Annotations structurales et fonctionnelles

20/08/2014 14:17

Artemis

C'est un navigateur de génome et d'annotation structurale et fonctionnelle permettant de visualiser les caractéristiques des séquences et les résultats des analyses dans le contexte des séquences et aussi dans le contexte de sa traduction dans les 6 cadres de lectures. Je conseille cet outil si vous souhaitez réaliser une annotation manuelle de vos gènes d'intérêt.

 

Augustus

C'est un prédicteur de gènes pour les séquences génomiques d'espèces eucaryotiques. En plus d'utiliser un prédicteur de gène ab initio (sans information autre que la séquence elle-même), il utilise aussi des informations complémentaires comme l'alignment de données d'expression (EST, cDNA...), des profils de protéines et aussi des informations manuelles (gènes annotées manuellement, localisation d'UTR...)

 

BPROM

Ce programme prédit les promoteurs dans les séquences bactériennes.

 

Blast2GO

C'est une station de travail pour l'annotation fonctionnelle de gènes à partir de différentes analyses comme les résultats de blast, la prédiction de domaines protéiques et la prédiction d'activité catalytique.

 

EuGene

C'est un prédicteur de gènes pour les séquences génomiques d'espèces eucaryotiques surtout utilisé pour les espèces végétales et fongiques.

 

EasyGene

C'est un prédicteur de gènes ab initio pour les séquences d'ADN de procaryotes.

 

EBI metagenomics

C'est un portail web qui permet de réaliser l'assignation taxonomique des séquences métagénomiques ainsi que leur annotation fonctionnelle et structurale.

 

ESTscan

C'est un prédicteur de régions codantes.

 

Fgenesh

C'est un prédicteur ab initio de gène basé sur l'approche HMM (Hidden Markov Model) pour les séquences d'ADN d'eucaryotes.

 

FindTerm

Ce programme prédit les régions terminatrices les séquences bactériennes.

 

geneid

C'est un prédicteur de gènes ab initio pour les séquences d'ADN d'eucaryotes.

 

GENSCAN

C'est un prédicteur de gène ab initio basé sur l'approche GHMM (Generalized Hidden Markov Model) afin de prédire la localisation des gènes et les bordures exon/introns dans les séquences génomiques pour une grande variété d'espèces. 

 

InterProScan

Cet outil combine plusieurs méthodes de reconnaissance de signature protéique afin de prédire des domaines protéiques à partir de séquences ADN, ARN ou protéiques.

 

KAAS

Ce serveur (KEGG Automatic Annotation Server) fournit une annotation fonctionnelle des gènes à partir de comparaisons blast contre la base de données KEGG. Un fichier table avec des KO (KEGG orthology) ainsi que des fichiers de reconstructions des réseaux métaboliques sont obtenus.

 

MEME

C'est un outil permettant de découvrir de nouveaux motifs protéiques à partir d"un ensemble de séquences protéiques.

 

MITOS

Un service tout compris pour annoter vos génomes de mitochondrie.

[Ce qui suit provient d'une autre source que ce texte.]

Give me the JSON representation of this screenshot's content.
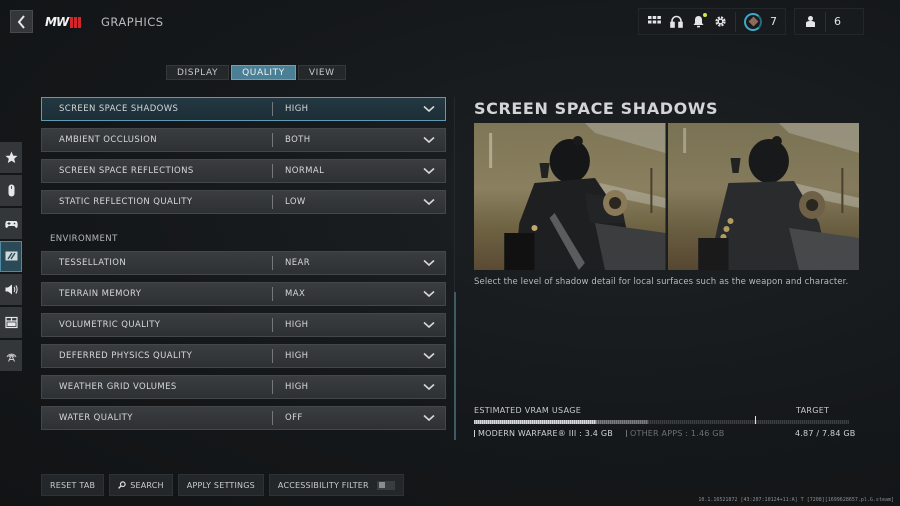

En plus des fichiers classiques d'annotations (position des gènes et fonctions, séquences protéiques), il fournit une visualisation graphique de l'annotation.

 

NetGene2 et NetPlantGene

Ce sont des prédicteurs de sites d'épissage.

 

NetStart

C'est un prédicteur de début de traduction dans les séquences ADN et ARN de vertébrés et chez Arabidopsis thaliana.

 

NetUTR

C'est un prédicteur de sites d'épissage dans les régions 5'UTR (région non traduites) des gènes humains.

 

Orphelia

Ce programme identifie les ORF dans les données de séquences métagénomique afin de prédire les gènes codants. Il est basé sur une approche d'apprentissage automatique.

 

Promoter 2.0

C'est un prédicteur de début de transcription dans les séquences d'ADN de vertébrés.

 

RAST

Un service tout compris pour annoter (structure + fonction) de manière entièrement automatique des génomes procaryotiques complets ou presque complets.

 

MG-RAST

Le service RAST optimisé pour les données métagénomique d'espèces procaryotiques. Il permet aussi de réaliser l'assignation taxonomique des séquences.